Slipstream renewed


Last weekend I finally got around to doing something with my short-form blog, Slipstream. In its last incarnation, Slipstream was running on Kirby, which is a very fine and flexible CMS driven by the filesystem rather than a database. It works well (and there’s a newer version 2 which has some great features), but I was struggling to make it do what I wanted it to do.

My intention with Slipstream has always been to have a place where I can both pull together things I’ve posted in other locations (photos, reviews of books and films, snippets of text that I have posted to, and so on). Longer form writing definitely belongs on this blog and always will. However, there are other things scattered around the internet that I’d like to pull together somewhere under my own control, and to post occasionally fleeting thoughts or ideas that aren’t sufficiently fully formed for this blog.

Now, I could probably (with a great deal of effort, trial and error) build something from scratch that was essentially a REST API that would pull in stuff from other sites, RSS feeds and so on. I might even have been able to modify Kirby to do what I wanted, but my knowledge of PHP is very sketchy, so that would have taken a lot of work as well. In the end, I didn’t wasn’t really motivated enough to spend hours trying to build something. If I’ve got spare time these days, I’d rather be sewing.

It gradually dawned on me that I could hack something together using WordPress as a base. Yes, WordPress. It’s like deja-vu: I used WordPress as one of the many (many…) backends to this blog several years ago. I’m certainly much happier running this site with Pelican, backed by plain text files and no database, but WordPress is handy (and quite adaptable) for the kind of Tumblr-like blog that I wanted to create for Slipstream. It also has the advantage that it is widely used, so it integrates well with other services, particularly IFTTT. If you haven’t come across IFTTT before, it is a wonderful thing. The idea is that you link together various online services (or ‘channels’), and pipe stuff from one thing to another thing, based on rules. You make ‘recipes’, which might take all photos on Flickr tagged with ‘blog’ and post them on your WordPress blog, or on Twitter. So IFTTT can act as the glue that pulls in all my activity from other places, and semi-automates posting to Slipstream, while still allowing me to post things manually there if I want.

So that’s what I’ve done. I can tag photos on Flickr to post them here, and any public bookmarks I save on Pinboard also get posted here. Reviews at Letterboxd and GoodReads are automatically posted: the former via an RSS feed and IFTTT recipe, and the latter through an in-built feature of GoodReads1. I can also post things here first, and then push them to (and Twitter if I wished, but I tend to be much less active there now). This happens via IFTTT again, triggered when a post includes a ‘status’ tag.

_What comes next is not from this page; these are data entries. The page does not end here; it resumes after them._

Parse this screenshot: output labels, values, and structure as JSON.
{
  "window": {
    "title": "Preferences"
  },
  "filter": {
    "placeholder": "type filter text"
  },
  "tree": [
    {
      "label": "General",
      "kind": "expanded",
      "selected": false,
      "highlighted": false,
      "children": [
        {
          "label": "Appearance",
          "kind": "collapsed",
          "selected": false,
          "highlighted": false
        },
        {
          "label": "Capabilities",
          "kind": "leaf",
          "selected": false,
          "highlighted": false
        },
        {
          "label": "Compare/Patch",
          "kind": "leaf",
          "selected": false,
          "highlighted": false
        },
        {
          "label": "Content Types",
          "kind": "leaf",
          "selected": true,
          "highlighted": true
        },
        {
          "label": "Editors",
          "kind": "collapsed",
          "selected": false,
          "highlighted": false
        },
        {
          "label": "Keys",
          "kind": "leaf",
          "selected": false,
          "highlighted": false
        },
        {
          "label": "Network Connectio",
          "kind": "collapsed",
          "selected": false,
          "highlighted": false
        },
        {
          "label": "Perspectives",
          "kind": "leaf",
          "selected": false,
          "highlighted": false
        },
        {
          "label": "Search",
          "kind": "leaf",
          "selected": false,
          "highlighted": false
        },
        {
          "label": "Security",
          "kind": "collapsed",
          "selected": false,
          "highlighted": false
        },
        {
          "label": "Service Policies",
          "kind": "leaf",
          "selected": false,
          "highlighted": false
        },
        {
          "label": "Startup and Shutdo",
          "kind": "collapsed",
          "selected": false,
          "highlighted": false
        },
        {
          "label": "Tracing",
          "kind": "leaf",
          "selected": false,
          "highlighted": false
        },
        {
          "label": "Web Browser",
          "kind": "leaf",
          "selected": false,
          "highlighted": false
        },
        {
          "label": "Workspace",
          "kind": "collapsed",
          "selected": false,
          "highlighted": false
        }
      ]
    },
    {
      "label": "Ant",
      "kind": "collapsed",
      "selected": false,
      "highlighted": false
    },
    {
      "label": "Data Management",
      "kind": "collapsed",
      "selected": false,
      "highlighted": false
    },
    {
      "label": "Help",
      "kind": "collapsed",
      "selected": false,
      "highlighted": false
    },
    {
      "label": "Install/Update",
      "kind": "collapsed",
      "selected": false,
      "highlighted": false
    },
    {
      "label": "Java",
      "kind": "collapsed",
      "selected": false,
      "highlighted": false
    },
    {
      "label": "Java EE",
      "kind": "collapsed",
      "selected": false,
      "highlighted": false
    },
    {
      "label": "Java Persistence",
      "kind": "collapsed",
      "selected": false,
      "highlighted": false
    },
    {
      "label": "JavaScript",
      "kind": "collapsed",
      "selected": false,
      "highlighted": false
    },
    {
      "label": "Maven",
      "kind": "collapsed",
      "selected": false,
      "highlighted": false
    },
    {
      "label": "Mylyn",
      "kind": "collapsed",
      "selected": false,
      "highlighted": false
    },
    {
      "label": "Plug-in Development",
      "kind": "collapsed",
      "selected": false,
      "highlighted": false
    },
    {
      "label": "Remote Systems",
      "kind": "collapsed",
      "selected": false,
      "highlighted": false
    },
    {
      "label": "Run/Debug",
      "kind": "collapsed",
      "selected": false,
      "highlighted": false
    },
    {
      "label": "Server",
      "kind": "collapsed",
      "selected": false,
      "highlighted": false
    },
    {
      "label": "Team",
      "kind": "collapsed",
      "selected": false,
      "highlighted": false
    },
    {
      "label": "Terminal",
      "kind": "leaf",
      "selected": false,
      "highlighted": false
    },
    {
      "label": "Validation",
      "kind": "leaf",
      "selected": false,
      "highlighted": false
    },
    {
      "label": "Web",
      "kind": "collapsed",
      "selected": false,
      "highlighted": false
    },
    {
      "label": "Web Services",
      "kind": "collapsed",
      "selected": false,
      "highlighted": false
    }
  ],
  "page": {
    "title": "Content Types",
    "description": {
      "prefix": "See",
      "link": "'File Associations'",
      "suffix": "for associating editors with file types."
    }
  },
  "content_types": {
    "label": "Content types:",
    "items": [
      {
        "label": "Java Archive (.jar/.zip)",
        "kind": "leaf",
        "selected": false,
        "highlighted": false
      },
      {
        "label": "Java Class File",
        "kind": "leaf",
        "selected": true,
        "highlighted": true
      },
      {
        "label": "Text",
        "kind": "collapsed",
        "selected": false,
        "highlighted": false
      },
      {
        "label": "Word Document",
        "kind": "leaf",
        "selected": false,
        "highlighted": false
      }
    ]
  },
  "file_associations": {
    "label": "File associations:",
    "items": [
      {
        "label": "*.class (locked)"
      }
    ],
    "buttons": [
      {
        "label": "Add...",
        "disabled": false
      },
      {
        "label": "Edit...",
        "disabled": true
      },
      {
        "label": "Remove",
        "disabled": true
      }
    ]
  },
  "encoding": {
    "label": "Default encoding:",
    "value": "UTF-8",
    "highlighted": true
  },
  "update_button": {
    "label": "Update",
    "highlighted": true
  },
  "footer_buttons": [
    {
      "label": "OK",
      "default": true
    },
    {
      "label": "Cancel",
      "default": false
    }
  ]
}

I’m mostly working with a fairly stock version of WordPress — most of the magic happens with the various IFTTT recipes. However, the IFTTT Post Formats and Post Types plugin helps a great deal, because it allows you to set the WordPress post format type from IFTTT, which in turn assists with the styling of the pages. I also use the IFTTT Do Note and Do Camera apps, which are very handy for quickly posting something, and you can preset them to include the tags and settings you need. I haven’t yet done anything with the default theme, but I will eventually get around to making it a bit more distinctive.

In all, I’m quite pleased with the way it all works, and I’m hopeful that it will see a bit more activity on my part than the last Slipstream incarnation, since quite a lot of activity happens automatically as I post things elsewhere.

  1. I actually prefer LibraryThing as a service, but GoodReads has more features and an excellent iOS app, so I’m more likely to actually remember to enter books and review them, so I’ve switched.